A histological examination is important for the diagnosis of PAS. It is necessary to exclusion of metastasis cancer, and PAS must be differentiated from angiosarcoma, rhabdomyosarcoma and myxoma, which occur in a heart and a large vessel. In this case, she had a history of endometrial cancer and DVT. The histological examination was therefore very important for excluding metastasis cancer and chronic pulmonary embolism.

PAS is classified into two types: intimal and intramural. Intimal sarcoma usually shows fibroblast or myofibroblast differentiation. Histological findings of intimal sarcoma show proliferation of spindle-shaped cells in a myxoid background, alternating with a low-cellular collagen region. Because of the presence of fibroblasts, intimal sarcoma shows the diffuse expression of vimentin and may also express smooth muscle actin. In a tumor showing differentiation from vascular cells, CD31, CD34, and factor VIII may be expressed as endothelial markers (7). In our case, histological findings revealed spindle-shaped cell proliferation and positivity for smooth muscle actin, while other markers, such as CD31, CD34, and desmin, were negative. Therefore, she was diagnosed with pulmonary artery intimal sarcoma in which specific differentiation could not be confirmed.

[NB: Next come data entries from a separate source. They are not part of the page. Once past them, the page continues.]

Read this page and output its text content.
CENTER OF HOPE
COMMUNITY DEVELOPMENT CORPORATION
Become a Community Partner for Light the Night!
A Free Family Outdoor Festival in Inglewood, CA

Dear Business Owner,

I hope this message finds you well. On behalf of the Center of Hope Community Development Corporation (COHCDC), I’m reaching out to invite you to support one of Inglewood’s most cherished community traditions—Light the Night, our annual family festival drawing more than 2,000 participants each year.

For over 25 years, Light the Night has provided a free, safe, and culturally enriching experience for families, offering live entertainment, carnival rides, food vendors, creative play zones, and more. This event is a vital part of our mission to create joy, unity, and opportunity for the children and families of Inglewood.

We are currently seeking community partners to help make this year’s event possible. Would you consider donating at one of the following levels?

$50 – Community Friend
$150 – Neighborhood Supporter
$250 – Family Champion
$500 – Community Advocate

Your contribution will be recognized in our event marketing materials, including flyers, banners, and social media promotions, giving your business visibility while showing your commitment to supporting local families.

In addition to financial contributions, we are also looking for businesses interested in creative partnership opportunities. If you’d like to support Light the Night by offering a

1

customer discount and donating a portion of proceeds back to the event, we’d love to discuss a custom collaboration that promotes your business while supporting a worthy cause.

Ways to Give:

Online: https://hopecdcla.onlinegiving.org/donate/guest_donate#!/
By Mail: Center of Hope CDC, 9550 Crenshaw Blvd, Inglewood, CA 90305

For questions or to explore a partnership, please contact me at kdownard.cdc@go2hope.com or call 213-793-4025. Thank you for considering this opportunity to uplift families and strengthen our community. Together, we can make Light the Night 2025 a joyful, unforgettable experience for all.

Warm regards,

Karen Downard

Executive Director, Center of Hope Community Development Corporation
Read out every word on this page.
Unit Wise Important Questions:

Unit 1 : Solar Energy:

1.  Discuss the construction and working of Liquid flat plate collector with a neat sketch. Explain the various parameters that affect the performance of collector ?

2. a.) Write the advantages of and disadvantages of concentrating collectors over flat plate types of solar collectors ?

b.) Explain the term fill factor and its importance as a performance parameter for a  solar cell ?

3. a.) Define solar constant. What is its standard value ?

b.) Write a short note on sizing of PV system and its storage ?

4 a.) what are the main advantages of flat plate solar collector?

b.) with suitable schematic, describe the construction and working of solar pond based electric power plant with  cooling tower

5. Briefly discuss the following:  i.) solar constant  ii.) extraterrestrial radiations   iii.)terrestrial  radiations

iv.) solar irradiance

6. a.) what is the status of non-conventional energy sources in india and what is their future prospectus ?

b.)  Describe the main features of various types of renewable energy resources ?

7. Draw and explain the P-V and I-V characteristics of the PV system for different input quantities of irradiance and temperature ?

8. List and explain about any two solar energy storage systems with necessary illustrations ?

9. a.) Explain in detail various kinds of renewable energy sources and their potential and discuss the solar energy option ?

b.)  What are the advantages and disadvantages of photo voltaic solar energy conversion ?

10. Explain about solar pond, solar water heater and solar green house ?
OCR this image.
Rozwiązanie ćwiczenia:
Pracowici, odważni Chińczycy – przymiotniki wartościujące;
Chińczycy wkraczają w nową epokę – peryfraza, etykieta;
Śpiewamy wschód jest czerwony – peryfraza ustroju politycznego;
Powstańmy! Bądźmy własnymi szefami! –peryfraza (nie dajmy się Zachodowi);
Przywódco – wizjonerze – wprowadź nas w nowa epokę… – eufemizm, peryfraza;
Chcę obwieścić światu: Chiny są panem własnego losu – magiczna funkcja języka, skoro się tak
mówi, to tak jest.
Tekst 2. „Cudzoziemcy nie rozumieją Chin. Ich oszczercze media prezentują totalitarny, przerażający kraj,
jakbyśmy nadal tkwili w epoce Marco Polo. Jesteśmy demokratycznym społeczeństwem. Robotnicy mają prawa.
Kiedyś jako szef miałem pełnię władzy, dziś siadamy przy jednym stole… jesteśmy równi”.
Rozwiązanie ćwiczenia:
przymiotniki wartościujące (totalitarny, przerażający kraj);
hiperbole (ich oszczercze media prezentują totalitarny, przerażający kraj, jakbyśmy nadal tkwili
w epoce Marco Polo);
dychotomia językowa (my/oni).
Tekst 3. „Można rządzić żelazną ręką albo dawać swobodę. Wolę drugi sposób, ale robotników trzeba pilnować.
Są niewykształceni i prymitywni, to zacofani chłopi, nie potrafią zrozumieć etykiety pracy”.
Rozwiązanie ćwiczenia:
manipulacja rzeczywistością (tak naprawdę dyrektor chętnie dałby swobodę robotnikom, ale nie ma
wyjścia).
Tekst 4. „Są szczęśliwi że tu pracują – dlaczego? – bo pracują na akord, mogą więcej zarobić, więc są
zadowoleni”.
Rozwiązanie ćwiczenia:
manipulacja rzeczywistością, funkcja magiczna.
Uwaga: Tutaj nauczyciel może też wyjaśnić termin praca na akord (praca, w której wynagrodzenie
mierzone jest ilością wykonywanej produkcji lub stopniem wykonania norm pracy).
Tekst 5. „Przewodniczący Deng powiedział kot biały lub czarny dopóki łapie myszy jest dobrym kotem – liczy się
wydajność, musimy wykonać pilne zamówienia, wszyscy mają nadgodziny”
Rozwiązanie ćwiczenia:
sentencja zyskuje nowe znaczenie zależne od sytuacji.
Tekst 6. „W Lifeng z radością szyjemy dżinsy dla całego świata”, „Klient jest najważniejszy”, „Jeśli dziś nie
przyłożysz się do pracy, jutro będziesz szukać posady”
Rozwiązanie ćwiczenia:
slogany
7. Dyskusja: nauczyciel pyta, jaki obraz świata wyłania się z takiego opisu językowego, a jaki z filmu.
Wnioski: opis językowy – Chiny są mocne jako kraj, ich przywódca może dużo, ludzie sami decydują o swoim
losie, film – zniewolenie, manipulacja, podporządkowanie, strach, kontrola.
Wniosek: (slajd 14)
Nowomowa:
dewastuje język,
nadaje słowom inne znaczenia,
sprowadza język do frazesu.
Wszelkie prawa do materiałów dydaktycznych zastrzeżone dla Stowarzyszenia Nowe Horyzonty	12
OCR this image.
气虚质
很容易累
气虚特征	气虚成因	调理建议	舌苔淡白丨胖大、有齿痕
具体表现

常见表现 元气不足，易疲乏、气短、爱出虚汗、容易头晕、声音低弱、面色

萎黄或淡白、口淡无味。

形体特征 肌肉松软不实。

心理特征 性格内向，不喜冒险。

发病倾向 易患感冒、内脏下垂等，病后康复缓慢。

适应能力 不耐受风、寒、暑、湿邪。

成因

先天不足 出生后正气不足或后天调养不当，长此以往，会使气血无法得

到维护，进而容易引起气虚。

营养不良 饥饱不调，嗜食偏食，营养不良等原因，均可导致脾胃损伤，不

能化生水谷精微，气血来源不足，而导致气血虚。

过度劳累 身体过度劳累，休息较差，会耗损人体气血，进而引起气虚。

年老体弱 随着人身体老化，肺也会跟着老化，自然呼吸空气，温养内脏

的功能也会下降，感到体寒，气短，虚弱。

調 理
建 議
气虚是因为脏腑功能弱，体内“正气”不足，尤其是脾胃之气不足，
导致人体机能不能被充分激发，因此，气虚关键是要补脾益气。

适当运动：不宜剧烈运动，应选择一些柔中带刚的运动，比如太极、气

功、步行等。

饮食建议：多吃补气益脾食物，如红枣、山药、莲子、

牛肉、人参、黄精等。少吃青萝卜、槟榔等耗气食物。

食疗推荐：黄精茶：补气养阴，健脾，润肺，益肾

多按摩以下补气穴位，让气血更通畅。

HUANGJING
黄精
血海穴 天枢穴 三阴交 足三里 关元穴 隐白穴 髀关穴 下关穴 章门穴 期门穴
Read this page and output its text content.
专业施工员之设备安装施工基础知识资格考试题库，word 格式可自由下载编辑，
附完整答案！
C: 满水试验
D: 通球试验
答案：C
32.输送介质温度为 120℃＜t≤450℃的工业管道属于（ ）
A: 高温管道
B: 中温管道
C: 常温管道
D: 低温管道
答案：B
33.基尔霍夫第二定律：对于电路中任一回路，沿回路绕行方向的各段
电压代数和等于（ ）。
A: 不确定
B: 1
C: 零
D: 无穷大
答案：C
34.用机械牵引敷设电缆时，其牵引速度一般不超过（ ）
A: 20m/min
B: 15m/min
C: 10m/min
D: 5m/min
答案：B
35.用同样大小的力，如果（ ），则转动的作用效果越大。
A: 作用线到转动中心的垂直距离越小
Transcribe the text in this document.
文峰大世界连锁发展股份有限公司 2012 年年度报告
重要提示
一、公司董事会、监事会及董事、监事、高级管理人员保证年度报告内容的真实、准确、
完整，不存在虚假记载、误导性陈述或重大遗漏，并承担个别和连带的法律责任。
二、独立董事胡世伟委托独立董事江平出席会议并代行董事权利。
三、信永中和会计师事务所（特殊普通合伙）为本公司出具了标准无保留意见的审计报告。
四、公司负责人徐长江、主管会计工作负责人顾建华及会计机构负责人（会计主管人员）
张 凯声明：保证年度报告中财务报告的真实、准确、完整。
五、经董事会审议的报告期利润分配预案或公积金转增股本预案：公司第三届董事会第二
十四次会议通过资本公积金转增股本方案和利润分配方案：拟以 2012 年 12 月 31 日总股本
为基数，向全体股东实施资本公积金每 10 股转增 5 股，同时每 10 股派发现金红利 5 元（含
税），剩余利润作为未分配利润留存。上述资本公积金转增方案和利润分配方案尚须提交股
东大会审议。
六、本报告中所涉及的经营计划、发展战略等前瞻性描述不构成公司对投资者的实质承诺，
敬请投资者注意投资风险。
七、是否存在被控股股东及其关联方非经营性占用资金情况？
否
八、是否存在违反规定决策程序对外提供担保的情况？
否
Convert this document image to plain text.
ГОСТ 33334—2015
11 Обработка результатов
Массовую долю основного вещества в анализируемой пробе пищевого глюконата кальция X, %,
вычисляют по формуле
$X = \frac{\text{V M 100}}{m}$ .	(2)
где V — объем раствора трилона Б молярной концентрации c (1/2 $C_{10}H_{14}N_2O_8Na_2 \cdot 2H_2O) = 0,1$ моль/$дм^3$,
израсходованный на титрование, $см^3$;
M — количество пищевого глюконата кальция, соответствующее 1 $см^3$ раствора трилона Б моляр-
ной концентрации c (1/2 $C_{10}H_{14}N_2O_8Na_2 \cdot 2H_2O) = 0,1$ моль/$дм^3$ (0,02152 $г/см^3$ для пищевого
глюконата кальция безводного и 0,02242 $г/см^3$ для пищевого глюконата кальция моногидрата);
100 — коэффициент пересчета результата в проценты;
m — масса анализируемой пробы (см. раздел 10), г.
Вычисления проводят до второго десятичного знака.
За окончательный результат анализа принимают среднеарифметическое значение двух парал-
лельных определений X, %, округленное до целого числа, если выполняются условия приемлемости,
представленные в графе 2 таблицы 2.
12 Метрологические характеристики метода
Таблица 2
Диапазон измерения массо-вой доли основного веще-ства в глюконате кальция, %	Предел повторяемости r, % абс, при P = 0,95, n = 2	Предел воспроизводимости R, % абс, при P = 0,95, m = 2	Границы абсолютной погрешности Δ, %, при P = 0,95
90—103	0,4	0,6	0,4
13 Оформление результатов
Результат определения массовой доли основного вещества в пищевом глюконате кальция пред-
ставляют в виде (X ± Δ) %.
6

An endovascular catheter biopsy is a reasonable method for diagnosing PAS that has developed into the PA. The first case of an endovascular catheter biopsy was reported in 1996 (1). Eight PAS cases that were diagnosed with an endovascular catheter forceps biopsy have recently been reported (8). An aspiration biopsy is less invasive and simpler to perform than a forceps biopsy; however, obtaining a sufficient sample for a biopsy can be difficult, such as when the tumor is hard (9). In the present patient, the surface of the mass was fibrous and hard. An aspiration biopsy was thus considered to be difficult, and only blood cell components were collected via an aspiration biopsy. Therefore, a forceps biopsy was required.

In our patient, we first attempted an IVUS-guided approach to confirm the mass during the biopsy. However, a biopsy under IVUS-guidance was difficult to perform in the PA because of the limited IVUS field size. Since an intracardiac echocardiography (ICE) provides a wider field of view than IVUS, we suggest using an ICE for confirming a PA mass during a biopsy. In this patient, a forceps biopsy was performed with angiographic guidance. The contrast-enhanced CT image was reconstructed three-dimensionally in advance; the positional relationship between the tumor and surrounding organs was thus clearly identified.

The biopsy was performed by confirming the position of the forceps from multiple directions. In a previous report (8), only a thrombus was obtained through a forceps biopsy in PAS patients. A forceps biopsy may miss a tumor, and the thrombus attached around a PAS may be removed. Therefore, a rapid pathological diagnosis was performed to confirm that a sufficient tissue specimen had been obtained from our patient.

Although the catheter forceps biopsy was successful in this patient, whether or not this approach can be safely performed in all cases is unclear. The catheter forceps biopsy is accompanied by risks such as pulmonary artery injury. In this case, the tumor was present in a protruding form in the left PA ostium, and the three-dimensional relationship could be observed well with CT. These findings meant that the catheter forceps could easily reach the PA tumor. It is necessary to discuss this approach on a case-by-case, especially concerning the localization of the PA tumor.

In our patient, a pulmonary artery forceps biopsy allowed the preoperative diagnosis of PAS without any complications. An endovascular forceps biopsy is a useful method for diagnosing a PAS located in the PA.

The authors state that they have no Conflict of Interest (COI).